PCR Fingerprinting for Detection of Deleted or Amplified Sequences in Human Cancer

Genomic fingerprinting is one of several methods for screening human genome to identify genetic alterations in cancer cells. Arbitrarily primed polymerase chain reaction (AP-PCR) is a PCR-based genomic fingerprinting method (1 ). In AP-PCR, a single oligonucleotide is used to initiate DNA synthesis from sites along the template with which it matches only imperfectly. PCR is performed under a low stringent condition in the initial five cycles to permit hybridization of arbitrary primers to various sequences dispersed throughout the human genome.
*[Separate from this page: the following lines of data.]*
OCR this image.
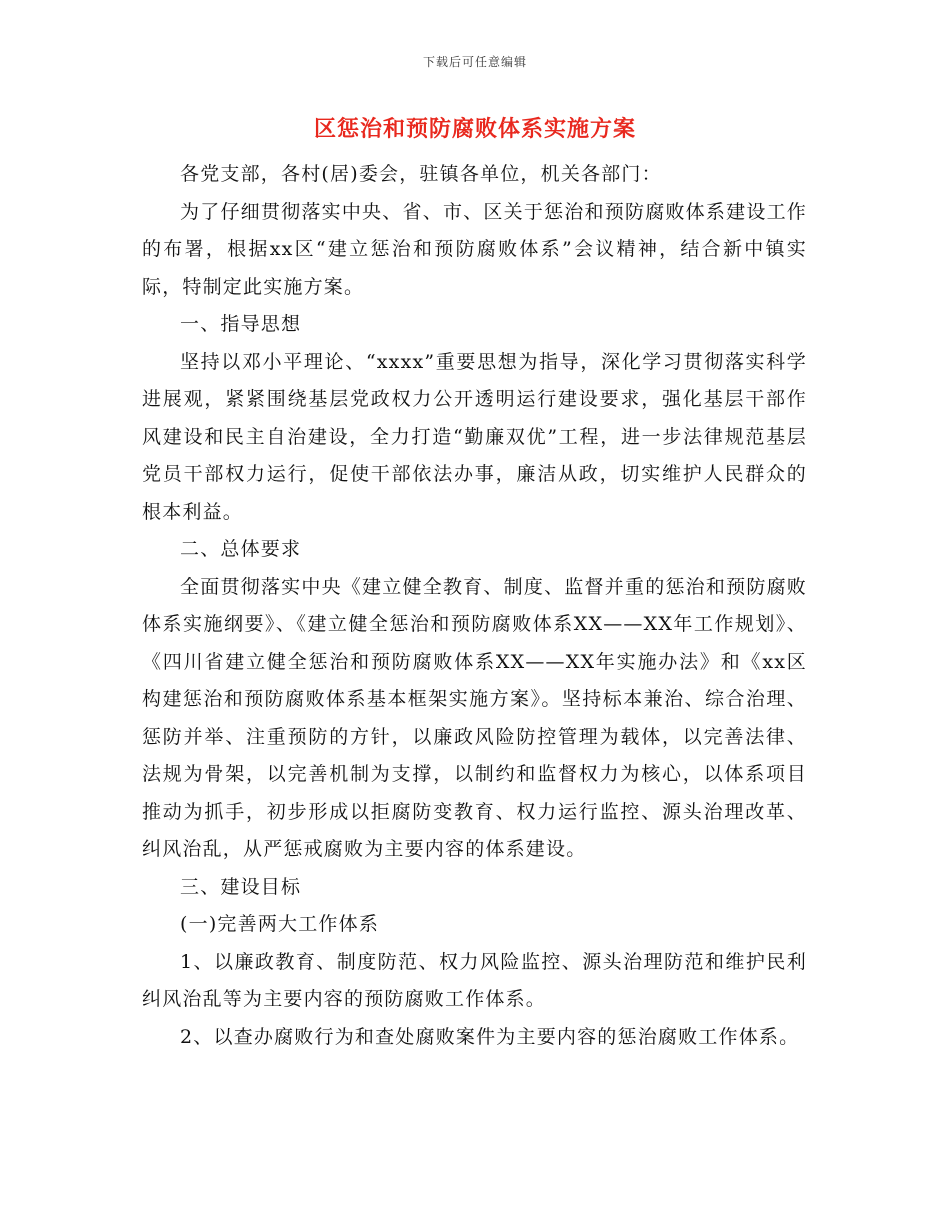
下载后可任意编辑
区惩治和预防腐败体系实施方案

各党支部，各村(居)委会，驻镇各单位，机关各部门：

为了仔细贯彻落实中央、省、市、区关于惩治和预防腐败体系建设工作的布署，根据xx区“建立惩治和预防腐败体系”会议精神，结合新中镇实际，特制定此实施方案。

一、指导思想

坚持以邓小平理论、“xxxx”重要思想为指导，深化学习贯彻落实科学进展观，紧紧围绕基层党政权力公开透明运行建设要求，强化基层干部作风建设和民主自治建设，全力打造“勤廉双优”工程，进一步法律规范基层党员干部权力运行，促使干部依法办事，廉洁从政，切实维护人民群众的根本利益。

二、总体要求

全面贯彻落实中央《建立健全教育、制度、监督并重的惩治和预防腐败体系实施纲要》、《建立健全惩治和预防腐败体系XX——XX年工作规划》、《四川省建立健全惩治和预防腐败体系XX——XX年实施办法》和《xx区构建惩治和预防腐败体系基本框架实施方案》。坚持标本兼治、综合治理、惩防并举、注重预防的方针，以廉政风险防控管理为载体，以完善法律、法规为骨架，以完善机制为支撑，以制约和监督权力为核心，以体系项目推动为抓手，初步形成以拒腐防变教育、权力运行监控、源头治理改革、纠风治乱，从严惩戒腐败为主要内容的体系建设。

三、建设目标

(一)完善两大工作体系

1、以廉政教育、制度防范、权力风险监控、源头治理防范和维护民利纠风治乱等为主要内容的预防腐败工作体系。

2、以查办腐败行为和查处腐败案件为主要内容的惩治腐败工作体系。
This is followed by 30-35 cycles of PCR under high stringent condition, so that only the best matches of the initial annealing events are further amplified. By controlling the stringency of the initial cycles, 50-100 distinct DNA fragments can be amplified from the human genome by a single PCR. When those fragments are size fractionated by gel electrophoresis, a representative sample of cell genome is visualized by staining or autoradiography as a genomic fingerprint. Because of the arbitrary nature for designing a primer and the low stringent condition for hybridization of a primer, DNA fragments are simultaneously amplified from various chromosomal regions in a single PCR. By comparison of AP-PCR genomic fingerprints of DNA from tumors and normal tissues, deleted and amplified DNA sequences in cancer cells have been detected and cloned (2 -5 ). Intensities of deleted and amplified DNA fragments are decreased and increased, respectively, by AP-PCR.